KinGBERT
KinGBERT(Keywords in Graph with BERT) is a minimal keyword extraction library with graph methods to extract keywords. Use Sentence-BERT embedding for founding the most significant keywords.
Installation
KinGBERT is available on PyPI.
pip install KinGBERT
To clone this repository, run
git clone https://github.com/sokolheavy/KinGBERT.git
How to use
We use the KinGBERTExtractor
class, which can be configured to generate keywords from text.
text = """What is data science?
Data science is a multidisciplinary approach to extracting actionable insights from the large and ever-increasing volumes of data collected and created by today’s organizations.
Data science encompasses preparing data for analysis and processing, performing advanced data analysis, and presenting the results to reveal patterns and enable stakeholders to draw informed conclusions.
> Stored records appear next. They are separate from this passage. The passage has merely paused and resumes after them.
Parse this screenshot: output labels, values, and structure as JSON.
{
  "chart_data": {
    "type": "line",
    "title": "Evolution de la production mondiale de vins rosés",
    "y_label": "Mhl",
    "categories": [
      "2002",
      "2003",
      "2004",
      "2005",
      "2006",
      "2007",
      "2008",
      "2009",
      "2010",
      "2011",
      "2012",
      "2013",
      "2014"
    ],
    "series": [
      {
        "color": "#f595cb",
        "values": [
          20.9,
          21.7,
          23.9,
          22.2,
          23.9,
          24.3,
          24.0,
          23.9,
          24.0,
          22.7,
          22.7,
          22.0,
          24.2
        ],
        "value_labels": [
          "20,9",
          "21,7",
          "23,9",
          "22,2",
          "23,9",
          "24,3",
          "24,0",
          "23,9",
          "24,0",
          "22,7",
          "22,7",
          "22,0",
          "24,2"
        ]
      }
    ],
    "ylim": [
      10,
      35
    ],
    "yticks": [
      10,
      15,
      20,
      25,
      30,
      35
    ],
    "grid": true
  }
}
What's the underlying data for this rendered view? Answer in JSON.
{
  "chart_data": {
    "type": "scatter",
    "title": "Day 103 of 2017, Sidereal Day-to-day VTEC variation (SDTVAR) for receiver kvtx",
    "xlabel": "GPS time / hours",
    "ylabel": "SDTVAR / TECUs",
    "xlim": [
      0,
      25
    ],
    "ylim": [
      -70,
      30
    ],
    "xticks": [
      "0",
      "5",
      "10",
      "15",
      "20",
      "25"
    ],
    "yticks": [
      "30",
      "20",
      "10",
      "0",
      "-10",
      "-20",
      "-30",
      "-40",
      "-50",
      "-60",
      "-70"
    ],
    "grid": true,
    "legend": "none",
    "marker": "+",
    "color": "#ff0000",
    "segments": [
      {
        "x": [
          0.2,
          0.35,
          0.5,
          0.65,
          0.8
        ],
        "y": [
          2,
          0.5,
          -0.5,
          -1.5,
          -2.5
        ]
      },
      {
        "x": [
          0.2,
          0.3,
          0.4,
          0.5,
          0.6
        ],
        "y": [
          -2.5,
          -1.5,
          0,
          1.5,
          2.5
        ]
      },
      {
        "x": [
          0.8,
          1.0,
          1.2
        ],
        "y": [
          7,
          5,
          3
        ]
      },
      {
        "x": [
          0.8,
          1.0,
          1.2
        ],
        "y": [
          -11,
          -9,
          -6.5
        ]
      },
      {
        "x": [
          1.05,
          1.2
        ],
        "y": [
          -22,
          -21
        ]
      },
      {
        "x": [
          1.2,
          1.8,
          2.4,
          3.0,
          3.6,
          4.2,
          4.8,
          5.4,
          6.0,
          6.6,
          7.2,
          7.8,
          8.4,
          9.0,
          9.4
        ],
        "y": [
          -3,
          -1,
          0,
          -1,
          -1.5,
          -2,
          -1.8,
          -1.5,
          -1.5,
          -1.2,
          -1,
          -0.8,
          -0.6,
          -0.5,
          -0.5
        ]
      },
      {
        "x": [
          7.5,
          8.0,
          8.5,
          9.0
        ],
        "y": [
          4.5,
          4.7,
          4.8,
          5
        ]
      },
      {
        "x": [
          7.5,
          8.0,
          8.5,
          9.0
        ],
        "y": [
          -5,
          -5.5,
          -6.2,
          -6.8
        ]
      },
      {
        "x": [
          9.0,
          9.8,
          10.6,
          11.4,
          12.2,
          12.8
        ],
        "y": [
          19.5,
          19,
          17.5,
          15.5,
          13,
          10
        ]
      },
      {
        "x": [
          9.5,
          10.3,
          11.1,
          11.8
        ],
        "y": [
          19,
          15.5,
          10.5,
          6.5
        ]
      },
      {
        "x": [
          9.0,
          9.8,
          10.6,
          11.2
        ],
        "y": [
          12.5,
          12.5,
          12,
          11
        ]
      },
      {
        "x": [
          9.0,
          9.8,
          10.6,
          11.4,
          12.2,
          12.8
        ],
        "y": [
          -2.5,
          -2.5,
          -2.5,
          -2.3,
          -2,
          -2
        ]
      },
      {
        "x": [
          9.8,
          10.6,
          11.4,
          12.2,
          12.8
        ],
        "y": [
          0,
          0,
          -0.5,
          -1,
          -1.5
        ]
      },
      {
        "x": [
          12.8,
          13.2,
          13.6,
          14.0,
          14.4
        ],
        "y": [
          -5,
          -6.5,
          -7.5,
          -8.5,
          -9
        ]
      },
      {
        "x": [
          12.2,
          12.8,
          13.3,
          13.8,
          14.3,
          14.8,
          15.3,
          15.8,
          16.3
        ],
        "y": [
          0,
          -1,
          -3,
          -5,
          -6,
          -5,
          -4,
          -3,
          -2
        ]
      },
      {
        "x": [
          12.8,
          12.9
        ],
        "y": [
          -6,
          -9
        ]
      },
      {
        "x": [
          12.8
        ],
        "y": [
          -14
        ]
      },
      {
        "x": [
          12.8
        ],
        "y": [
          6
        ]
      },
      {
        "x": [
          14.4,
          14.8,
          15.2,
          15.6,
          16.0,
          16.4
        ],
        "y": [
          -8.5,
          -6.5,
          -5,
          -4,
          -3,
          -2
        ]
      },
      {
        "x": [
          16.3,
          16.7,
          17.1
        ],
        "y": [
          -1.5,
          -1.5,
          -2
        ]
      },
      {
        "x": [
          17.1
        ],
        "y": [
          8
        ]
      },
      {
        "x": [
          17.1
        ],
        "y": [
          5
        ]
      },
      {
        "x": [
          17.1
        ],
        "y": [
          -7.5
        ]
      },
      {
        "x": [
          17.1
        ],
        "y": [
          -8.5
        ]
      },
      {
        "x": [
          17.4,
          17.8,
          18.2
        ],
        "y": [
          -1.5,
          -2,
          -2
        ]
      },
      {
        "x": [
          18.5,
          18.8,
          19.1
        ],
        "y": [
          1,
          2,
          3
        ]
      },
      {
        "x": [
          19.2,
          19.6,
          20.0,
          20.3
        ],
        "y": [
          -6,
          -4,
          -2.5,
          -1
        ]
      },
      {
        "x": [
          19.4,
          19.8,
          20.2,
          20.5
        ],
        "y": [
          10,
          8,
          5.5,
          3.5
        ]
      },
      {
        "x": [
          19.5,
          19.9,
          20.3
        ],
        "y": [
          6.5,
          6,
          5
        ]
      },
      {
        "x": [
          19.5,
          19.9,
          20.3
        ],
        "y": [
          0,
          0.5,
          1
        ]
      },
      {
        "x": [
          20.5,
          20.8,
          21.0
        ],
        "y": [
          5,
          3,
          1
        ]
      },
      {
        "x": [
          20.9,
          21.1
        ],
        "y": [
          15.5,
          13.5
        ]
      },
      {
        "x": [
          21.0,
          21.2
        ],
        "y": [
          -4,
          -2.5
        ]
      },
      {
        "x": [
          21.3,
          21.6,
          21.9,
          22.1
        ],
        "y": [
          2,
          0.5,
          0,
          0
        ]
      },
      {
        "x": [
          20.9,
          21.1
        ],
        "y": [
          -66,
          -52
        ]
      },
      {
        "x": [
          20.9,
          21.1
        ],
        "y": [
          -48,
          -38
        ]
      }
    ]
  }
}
Data preparation can involve cleansing, aggregating, and manipulating it to be ready for specific types of processing. Analysis requires the development and use of algorithms, analysis and AI models. It’s driven by software that combs through data to find patterns within to transform these patterns into predictions that support business decision-making. The accuracy of these predictions must be validated through scientifically designed tests and experiments. And the results should be shared through the skillful use of data visualization tools that make it possible for anyone to see the patterns and understand trends."""
Just extract 5 keywords from the text.
extractor = KinGBERTExtractor()
keywords = extractor.generate(doc)
>>> from KinGBERT import KinGBERTExtractor
>>> extractor = KinGBERTExtractor(top_k=5)
>>> keywords = extractor.generate(text)
>>> print(keywords)
['data science', 'insights', 'analysis', 'experiments', 'algorithms']